Intelligence Convergence: CAPTCHA and the Future of Internet Bot Detection
Considering AI's implications for website accessibility, traffic, and speed.
In the not-so-distant future, an important convergence will occur: the smartest AI agent, navigating the web at the behest of some programmer, will achieve the appearance and capabilities of the simplest human on the internet.
This AI agent’s initial, then subsequent brushes with human-level intelligence will present a fundamental challenge to anti-bot technologies, which are critical to maintain the security of the web. This convergence will force engineers to rethink the purpose of CAPTCHA-like user experiences, lest AI agents run rampant and humans find themselves locked out of their favorite sites.
Anti-botting is an important layer of the internet, and a massive industry exists to help web developers answer the same question: Is the person trying to access my site a human or a bot? In this case, a bot is a computer program that executes code intended to mimic the appearance and capabilities of a human: look there, click here, “don’t mind me; I’m human!”
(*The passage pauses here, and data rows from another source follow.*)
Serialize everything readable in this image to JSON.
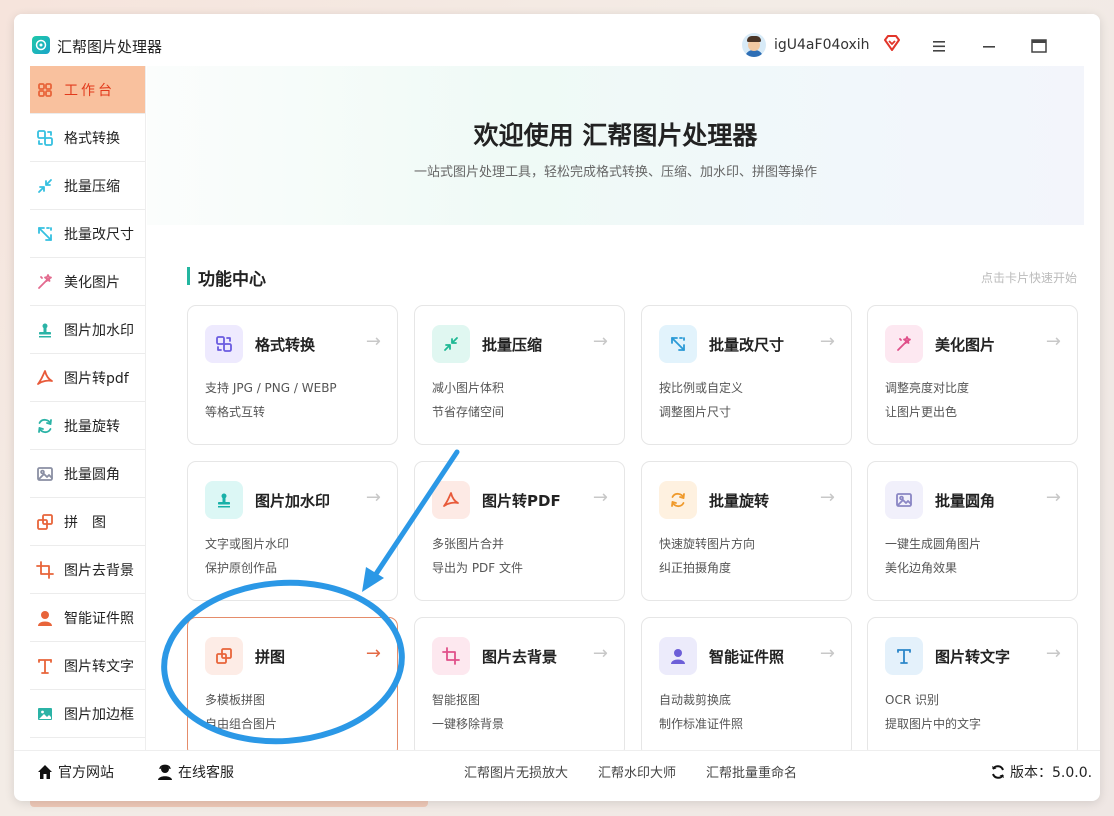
{
  "app": {
    "title": "汇帮图片处理器",
    "username": "igU4aF04oxih"
  },
  "sidebar": {
    "items": [
      {
        "label": "工作台",
        "icon": "grid-icon",
        "color": "#e8643a"
      },
      {
        "label": "格式转换",
        "icon": "convert-icon",
        "color": "#35c0e0"
      },
      {
        "label": "批量压缩",
        "icon": "compress-icon",
        "color": "#35c0e0"
      },
      {
        "label": "批量改尺寸",
        "icon": "resize-icon",
        "color": "#35c0e0"
      },
      {
        "label": "美化图片",
        "icon": "magic-wand-icon",
        "color": "#e36b8f"
      },
      {
        "label": "图片加水印",
        "icon": "stamp-icon",
        "color": "#2bb3a6"
      },
      {
        "label": "图片转pdf",
        "icon": "pdf-icon",
        "color": "#e85a3a"
      },
      {
        "label": "批量旋转",
        "icon": "rotate-icon",
        "color": "#2bb3a6"
      },
      {
        "label": "批量圆角",
        "icon": "image-icon",
        "color": "#8a8fa3"
      },
      {
        "label": "拼　图",
        "icon": "puzzle-icon",
        "color": "#e8643a"
      },
      {
        "label": "图片去背景",
        "icon": "crop-icon",
        "color": "#e8643a"
      },
      {
        "label": "智能证件照",
        "icon": "person-icon",
        "color": "#e8643a"
      },
      {
        "label": "图片转文字",
        "icon": "text-icon",
        "color": "#e8643a"
      },
      {
        "label": "图片加边框",
        "icon": "frame-icon",
        "color": "#2bb3a6"
      }
    ]
  },
  "banner": {
    "title": "欢迎使用 汇帮图片处理器",
    "subtitle": "一站式图片处理工具，轻松完成格式转换、压缩、加水印、拼图等操作"
  },
  "section": {
    "title": "功能中心",
    "hint": "点击卡片快速开始"
  },
  "cards": [
    {
      "title": "格式转换",
      "d1": "支持 JPG / PNG / WEBP",
      "d2": "等格式互转",
      "icon": "convert-icon",
      "bg": "#eeeafe",
      "fg": "#6a5be0"
    },
    {
      "title": "批量压缩",
      "d1": "减小图片体积",
      "d2": "节省存储空间",
      "icon": "compress-icon",
      "bg": "#e0f7f1",
      "fg": "#1fb894"
    },
    {
      "title": "批量改尺寸",
      "d1": "按比例或自定义",
      "d2": "调整图片尺寸",
      "icon": "resize-icon",
      "bg": "#e2f3fc",
      "fg": "#2b9ad6"
    },
    {
      "title": "美化图片",
      "d1": "调整亮度对比度",
      "d2": "让图片更出色",
      "icon": "magic-wand-icon",
      "bg": "#fde8f1",
      "fg": "#e0508a"
    },
    {
      "title": "图片加水印",
      "d1": "文字或图片水印",
      "d2": "保护原创作品",
      "icon": "stamp-icon",
      "bg": "#dcf7f5",
      "fg": "#18b0a8"
    },
    {
      "title": "图片转PDF",
      "d1": "多张图片合并",
      "d2": "导出为 PDF 文件",
      "icon": "pdf-icon",
      "bg": "#fdeae5",
      "fg": "#e85a3a"
    },
    {
      "title": "批量旋转",
      "d1": "快速旋转图片方向",
      "d2": "纠正拍摄角度",
      "icon": "rotate-icon",
      "bg": "#fef1e0",
      "fg": "#ef9a2c"
    },
    {
      "title": "批量圆角",
      "d1": "一键生成圆角图片",
      "d2": "美化边角效果",
      "icon": "image-icon",
      "bg": "#f1f0fb",
      "fg": "#8a86c4"
    },
    {
      "title": "拼图",
      "d1": "多模板拼图",
      "d2": "自由组合图片",
      "icon": "puzzle-icon",
      "bg": "#fdece6",
      "fg": "#e8643a",
      "highlight": true
    },
    {
      "title": "图片去背景",
      "d1": "智能抠图",
      "d2": "一键移除背景",
      "icon": "crop-icon",
      "bg": "#fde8ef",
      "fg": "#e0508a"
    },
    {
      "title": "智能证件照",
      "d1": "自动裁剪换底",
      "d2": "制作标准证件照",
      "icon": "person-icon",
      "bg": "#ecebfb",
      "fg": "#6d5fd8"
    },
    {
      "title": "图片转文字",
      "d1": "OCR 识别",
      "d2": "提取图片中的文字",
      "icon": "text-icon",
      "bg": "#e4f1fb",
      "fg": "#2b86c9"
    }
  ],
  "footer": {
    "website": "官方网站",
    "support": "在线客服",
    "links": [
      "汇帮图片无损放大",
      "汇帮水印大师",
      "汇帮批量重命名"
    ],
    "version": "版本：5.0.0."
  }
}
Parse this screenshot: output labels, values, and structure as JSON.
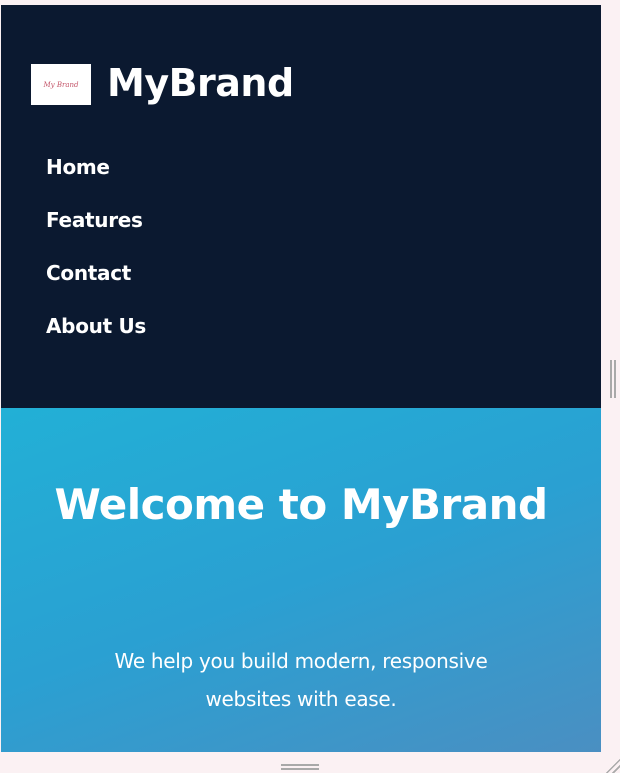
{
  "header": {
    "logo_text": "My Brand",
    "brand": "MyBrand",
    "nav": [
      {
        "label": "Home"
      },
      {
        "label": "Features"
      },
      {
        "label": "Contact"
      },
      {
        "label": "About Us"
      }
    ]
  },
  "hero": {
    "title": "Welcome to MyBrand",
    "subtitle": "We help you build modern, responsive websites with ease."
  },
  "colors": {
    "header_bg": "#0b1930",
    "hero_start": "#22b0d6",
    "hero_end": "#4a8fc2",
    "page_bg": "#fbf1f3"
  }
}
There are a few important reasons a site would want to use this detection.
Bots can be used maliciously: a website may experience a period of rapid, inflated traffic, most commonly via a Denial of Service (DoS) attack, that overwhelms site resources others may wish to consume. In some cases, DoS attacks can bring down the site altogether, preventing anyone from using the service. This could be accomplished with a well coordinated community of humans. But why subject yourself to this headache when the same could be accomplished with a simple computer program that acts as thousands of humans, in the form of bots. If bots can be used to cheaply and scalably diminish the performance of a website, provisions for detecting and rejecting bots are clearly needed.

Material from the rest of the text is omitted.